Planning gain ‘holidays’ could stimulate stalled building projects, says property lawyer



Rodney Whyte
Rodney Whyte

A property lawyer has called on local authorities to offer ‘planning gain holidays’ to revive stalled commercial and housing developments.

Rodney Whyte, a partner in Pinsent Masons in Aberdeen, said planning chiefs could revive developments which have been put on ice by relaxing rules on the planning gain contributions builders sign up to.

It has been accepted practice that to obtain planning approval on housing, and to a lesser extent commercial development projects, that developers must agree to provide Planning Gain.

These Developer’s Contributions, as they are also known, could be in the form of funding facilities at a local school, supporting a community initiative or paying for associated local infrastructure.

Real estate expert Rodney Whyte said: “The appointment last week of Henry Boot Developments to build the new £333 million Aberdeen Exhibition Centre is a welcome step forward, while the AWPR project continues apace and the £410 million Aberdeen Harbour extension (both of which Pinsent Masons acted on) are all superb platforms for growth and will aid diversification of the North East economy.

“However, the local construction and development industry continues to face significant challenges.

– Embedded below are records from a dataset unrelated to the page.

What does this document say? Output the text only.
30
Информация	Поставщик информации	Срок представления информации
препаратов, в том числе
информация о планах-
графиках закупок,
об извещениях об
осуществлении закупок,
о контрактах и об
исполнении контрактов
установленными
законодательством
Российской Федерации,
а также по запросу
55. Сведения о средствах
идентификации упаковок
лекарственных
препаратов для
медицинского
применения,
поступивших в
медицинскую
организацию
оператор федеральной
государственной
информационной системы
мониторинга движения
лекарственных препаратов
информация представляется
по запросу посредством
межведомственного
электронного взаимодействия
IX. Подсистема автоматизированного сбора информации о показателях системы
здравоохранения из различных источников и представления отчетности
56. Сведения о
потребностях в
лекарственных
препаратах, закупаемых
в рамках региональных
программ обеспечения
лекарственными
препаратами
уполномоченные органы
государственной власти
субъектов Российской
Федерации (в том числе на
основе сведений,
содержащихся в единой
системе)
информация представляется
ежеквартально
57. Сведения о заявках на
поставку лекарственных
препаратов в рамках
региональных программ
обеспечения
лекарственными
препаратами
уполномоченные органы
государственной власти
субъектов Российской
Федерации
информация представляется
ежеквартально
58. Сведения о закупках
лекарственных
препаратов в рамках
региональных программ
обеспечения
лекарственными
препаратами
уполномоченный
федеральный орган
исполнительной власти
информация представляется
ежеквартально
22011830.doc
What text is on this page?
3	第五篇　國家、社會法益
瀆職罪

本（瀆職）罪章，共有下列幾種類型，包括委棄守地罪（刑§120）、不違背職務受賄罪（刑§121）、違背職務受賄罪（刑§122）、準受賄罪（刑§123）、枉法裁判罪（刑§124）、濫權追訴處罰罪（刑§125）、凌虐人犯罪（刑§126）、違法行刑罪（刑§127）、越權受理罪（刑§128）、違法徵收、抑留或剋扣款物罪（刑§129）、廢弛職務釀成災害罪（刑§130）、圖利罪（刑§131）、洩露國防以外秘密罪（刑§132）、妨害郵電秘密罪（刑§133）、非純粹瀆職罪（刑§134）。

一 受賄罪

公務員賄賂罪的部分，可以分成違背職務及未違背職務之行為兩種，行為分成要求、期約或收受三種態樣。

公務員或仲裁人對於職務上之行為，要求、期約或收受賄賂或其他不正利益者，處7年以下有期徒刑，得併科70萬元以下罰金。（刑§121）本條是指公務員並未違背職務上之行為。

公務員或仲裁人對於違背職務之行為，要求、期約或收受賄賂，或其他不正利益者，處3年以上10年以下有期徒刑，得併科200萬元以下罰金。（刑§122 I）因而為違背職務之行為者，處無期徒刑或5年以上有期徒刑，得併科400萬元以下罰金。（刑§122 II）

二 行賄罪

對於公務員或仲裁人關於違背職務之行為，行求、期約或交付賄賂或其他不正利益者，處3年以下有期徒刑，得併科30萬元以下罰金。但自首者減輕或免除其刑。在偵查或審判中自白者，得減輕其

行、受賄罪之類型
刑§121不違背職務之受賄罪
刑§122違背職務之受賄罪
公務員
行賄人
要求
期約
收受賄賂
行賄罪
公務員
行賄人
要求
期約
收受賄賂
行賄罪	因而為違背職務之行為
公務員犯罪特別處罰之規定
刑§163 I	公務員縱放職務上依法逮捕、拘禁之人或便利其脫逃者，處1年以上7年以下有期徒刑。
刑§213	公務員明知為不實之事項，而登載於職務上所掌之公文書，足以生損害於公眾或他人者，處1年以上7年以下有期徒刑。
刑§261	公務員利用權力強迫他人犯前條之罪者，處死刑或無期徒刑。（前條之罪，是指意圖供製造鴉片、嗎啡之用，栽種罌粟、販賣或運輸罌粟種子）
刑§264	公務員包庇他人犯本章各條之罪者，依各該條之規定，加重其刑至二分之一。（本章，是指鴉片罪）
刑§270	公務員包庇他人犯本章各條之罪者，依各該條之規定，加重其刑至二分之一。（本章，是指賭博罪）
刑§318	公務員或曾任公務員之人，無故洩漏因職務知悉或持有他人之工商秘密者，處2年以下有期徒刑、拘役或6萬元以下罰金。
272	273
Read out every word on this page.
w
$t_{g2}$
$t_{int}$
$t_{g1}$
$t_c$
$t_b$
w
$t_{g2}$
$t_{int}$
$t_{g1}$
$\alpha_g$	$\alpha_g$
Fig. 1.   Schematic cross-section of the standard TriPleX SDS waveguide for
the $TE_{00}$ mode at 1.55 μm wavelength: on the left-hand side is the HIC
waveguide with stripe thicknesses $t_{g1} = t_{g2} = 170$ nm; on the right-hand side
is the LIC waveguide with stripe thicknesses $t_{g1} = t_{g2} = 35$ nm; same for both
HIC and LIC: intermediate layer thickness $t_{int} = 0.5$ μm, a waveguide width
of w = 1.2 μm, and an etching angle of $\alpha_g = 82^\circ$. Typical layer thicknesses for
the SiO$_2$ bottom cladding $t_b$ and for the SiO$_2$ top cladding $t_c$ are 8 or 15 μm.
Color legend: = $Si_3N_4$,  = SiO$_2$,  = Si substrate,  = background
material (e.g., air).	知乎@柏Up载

Workflow is patchy, construction costs continue to rise and margins are under pressure.”

Whyte called on local authorities in Aberdeen City and Aberdeenshire to review how they are handling current planning applications and to play their part in boosting the local economy.

He added: “A sensible initiative would be for planning departments to take a fresh approach to residential and commercial developments which are in the pipeline. In this period of localised ‘market failure’ they have a crucial role to play in championing bold and innovate ways of making sure new planning applications have the best possible chance of viability and success.

“Planning officials should revisit existing ‘planning gain’ packages which have been previously negotiated, but which post oil-price slump and post-Brexit vote, may have caused developers to think again and to ‘put on ice’ certain projects.

“Planning gain may be a laudable and well accepted practice when markets are in a position to deliver a development that can meet these contributions, but if they become a burden which makes a development unsustainable, then no party gains.

“It could be that ‘planning gain holidays’ need to be introduced to encourage developments to proceed, but which also protect a council’s position and contain suitable clawback arrangements if and when there is a return to ‘normal’ market conditions.”

Increased council tax or rates revenue, job creation and promoting the North East as a vibrant and diverse place to live and work, would be just some of the benefits of such an approach, claimed Whyte.